Molti di tale rispettabilissimo ceto potevano far rimontare la loro origine agli antichi <<liberi>> a quei <<Burgensi>>, uomini demaniali <<fideles del Sovrano>> che si identificavano con i boni-homines, sapientes, cives, nobiles homines, nobiliores e che addirittura alcune volte venivano chiamati <<heroes>>. Di questi burgensi di pura antica origine italiana usciti dal borgo dei bassi tempi Vincenzo Gioberti nei Prolegomeni del Primato esaltò le virtù affermando che sotto il ferro dei barbari e dei loro ordinamenti sembrarono scomparire ma risorsero. Essi corsero pei vari gradi del progresso civile passando dal borgo al municipio e alla città e furono militi, avventurieri, navigatori e trafficanti, sudditi liberi in quasi tutti gli Stati d'Europa, scienziati e filosofi, creatori di lettere e di arti. Salvatore Gaetani di Castelmola in un recente articolo sul <<Il Mattino>> ha ricordato che cives e poi civilis in latino oltre l'appartenenza politica significava altresì umano, affabile benigno.

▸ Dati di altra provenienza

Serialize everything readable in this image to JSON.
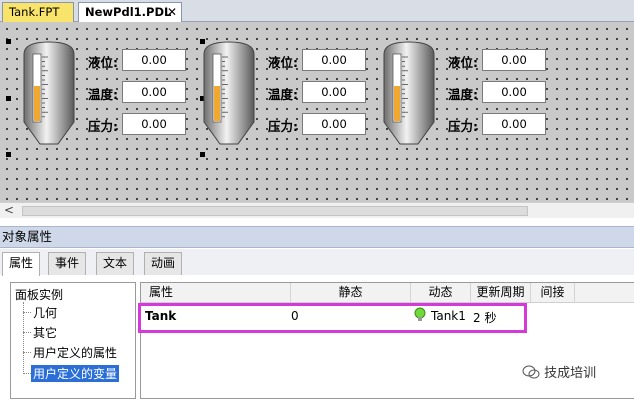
{
  "doc_tabs": [
    {
      "label": "Tank.FPT"
    },
    {
      "label": "NewPdl1.PDL",
      "close": "✕"
    }
  ],
  "canvas": {
    "tanks": [
      {
        "level_fraction": 0.55,
        "fields": [
          {
            "label": "液位:",
            "value": "0.00"
          },
          {
            "label": "温度:",
            "value": "0.00"
          },
          {
            "label": "压力:",
            "value": "0.00"
          }
        ]
      },
      {
        "level_fraction": 0.55,
        "fields": [
          {
            "label": "液位:",
            "value": "0.00"
          },
          {
            "label": "温度:",
            "value": "0.00"
          },
          {
            "label": "压力:",
            "value": "0.00"
          }
        ]
      },
      {
        "level_fraction": 0.55,
        "fields": [
          {
            "label": "液位:",
            "value": "0.00"
          },
          {
            "label": "温度:",
            "value": "0.00"
          },
          {
            "label": "压力:",
            "value": "0.00"
          }
        ]
      }
    ]
  },
  "scrollbar": {
    "left_arrow": "<"
  },
  "properties": {
    "title": "对象属性",
    "tabs": [
      "属性",
      "事件",
      "文本",
      "动画"
    ],
    "tree": {
      "root": "面板实例",
      "children": [
        "几何",
        "其它",
        "用户定义的属性",
        "用户定义的变量"
      ],
      "selected_index": 3
    },
    "grid": {
      "headers": [
        "属性",
        "静态",
        "动态",
        "更新周期",
        "间接"
      ],
      "row": {
        "name": "Tank",
        "static": "0",
        "dynamic": "Tank1",
        "update": "2 秒",
        "indirect": ""
      },
      "dynamic_icon": "lightbulb-icon"
    }
  },
  "watermark": {
    "text": "技成培训"
  },
  "colors": {
    "highlight": "#d43ad9",
    "tank_fill": "#f0a830",
    "selection": "#2b6fd6"
  }
}
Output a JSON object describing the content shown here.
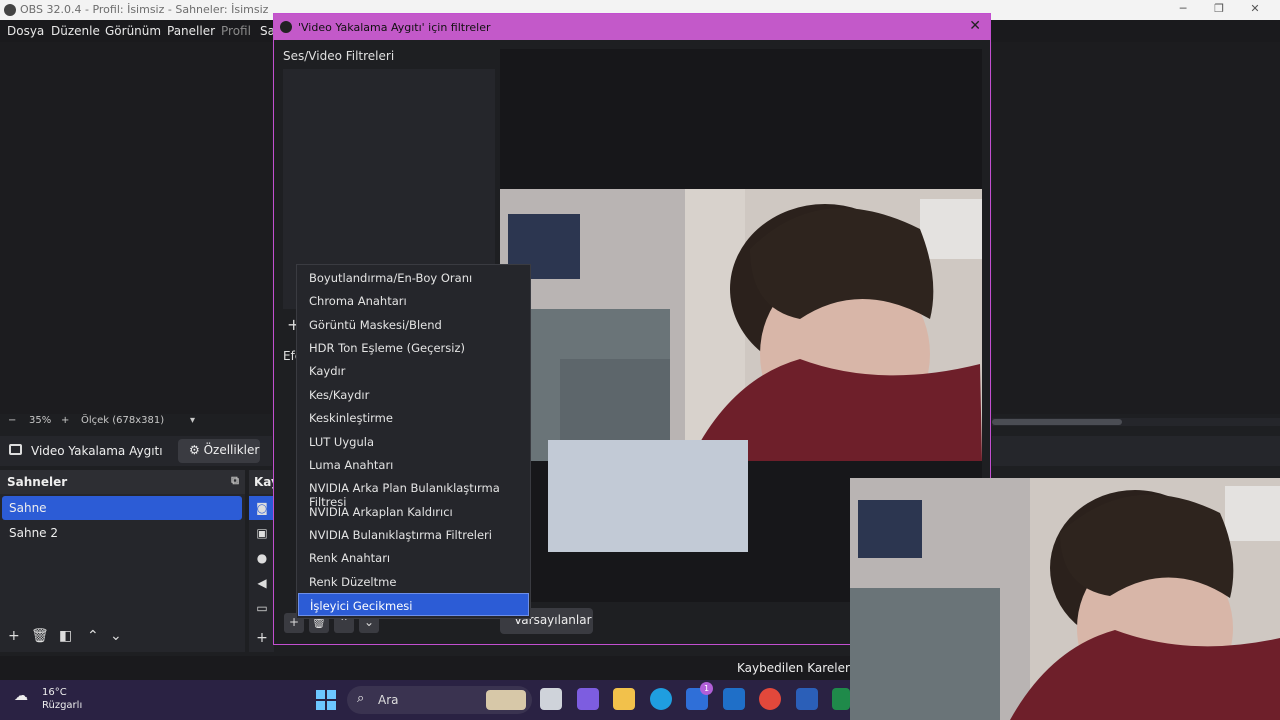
{
  "app": {
    "title": "OBS 32.0.4 - Profil: İsimsiz - Sahneler: İsimsiz",
    "window_controls": [
      "─",
      "❐",
      "✕"
    ]
  },
  "menu": [
    "Dosya",
    "Düzenle",
    "Görünüm",
    "Paneller",
    "Profil",
    "Sa"
  ],
  "zoom": {
    "minus": "−",
    "level": "35%",
    "plus": "+",
    "scale": "Ölçek (678x381)",
    "dropdown": "▾"
  },
  "source_bar": {
    "name": "Video Yakalama Aygıtı",
    "properties": "Özellikler"
  },
  "scenes": {
    "title": "Sahneler",
    "items": [
      "Sahne",
      "Sahne 2"
    ],
    "selected": 0
  },
  "sources_panel": {
    "title": "Kay"
  },
  "status": {
    "lost_frames": "Kaybedilen Kareler 0 (("
  },
  "dialog": {
    "title": "'Video Yakalama Aygıtı' için filtreler",
    "close": "✕",
    "av_filters_label": "Ses/Video Filtreleri",
    "effects_label": "Efe",
    "defaults_button": "Varsayılanlar"
  },
  "context_menu": {
    "items": [
      "Boyutlandırma/En-Boy Oranı",
      "Chroma Anahtarı",
      "Görüntü Maskesi/Blend",
      "HDR Ton Eşleme (Geçersiz)",
      "Kaydır",
      "Kes/Kaydır",
      "Keskinleştirme",
      "LUT Uygula",
      "Luma Anahtarı",
      "NVIDIA Arka Plan Bulanıklaştırma Filtresi",
      "NVIDIA Arkaplan Kaldırıcı",
      "NVIDIA Bulanıklaştırma Filtreleri",
      "Renk Anahtarı",
      "Renk Düzeltme",
      "İşleyici Gecikmesi"
    ],
    "selected": 14
  },
  "taskbar": {
    "weather_temp": "16°C",
    "weather_desc": "Rüzgarlı",
    "search_placeholder": "Ara",
    "notification_badge": "1"
  },
  "colors": {
    "accent": "#2c5cd6",
    "dialog_title": "#c359c9",
    "panel": "#25262b",
    "taskbar": "#2a2243"
  }
}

Perchè rinnegare l'albero che si è innalzato a poco a poco da un suolo fecondato dal sudore onorevole, l'edifizio costruito pietra a pietra dal lavoro, dalla perseveranza, dal risparmio che è figlio di virtuosa astinenza del piacere e padre glorioso del capitale?
Perchè cancellare dagli alberi genealogici cambiandone i connotati quei modesti, probi, onesti progenitori che tutto sacrificarono per il benessere dei propri figli e dei tardi nipoti?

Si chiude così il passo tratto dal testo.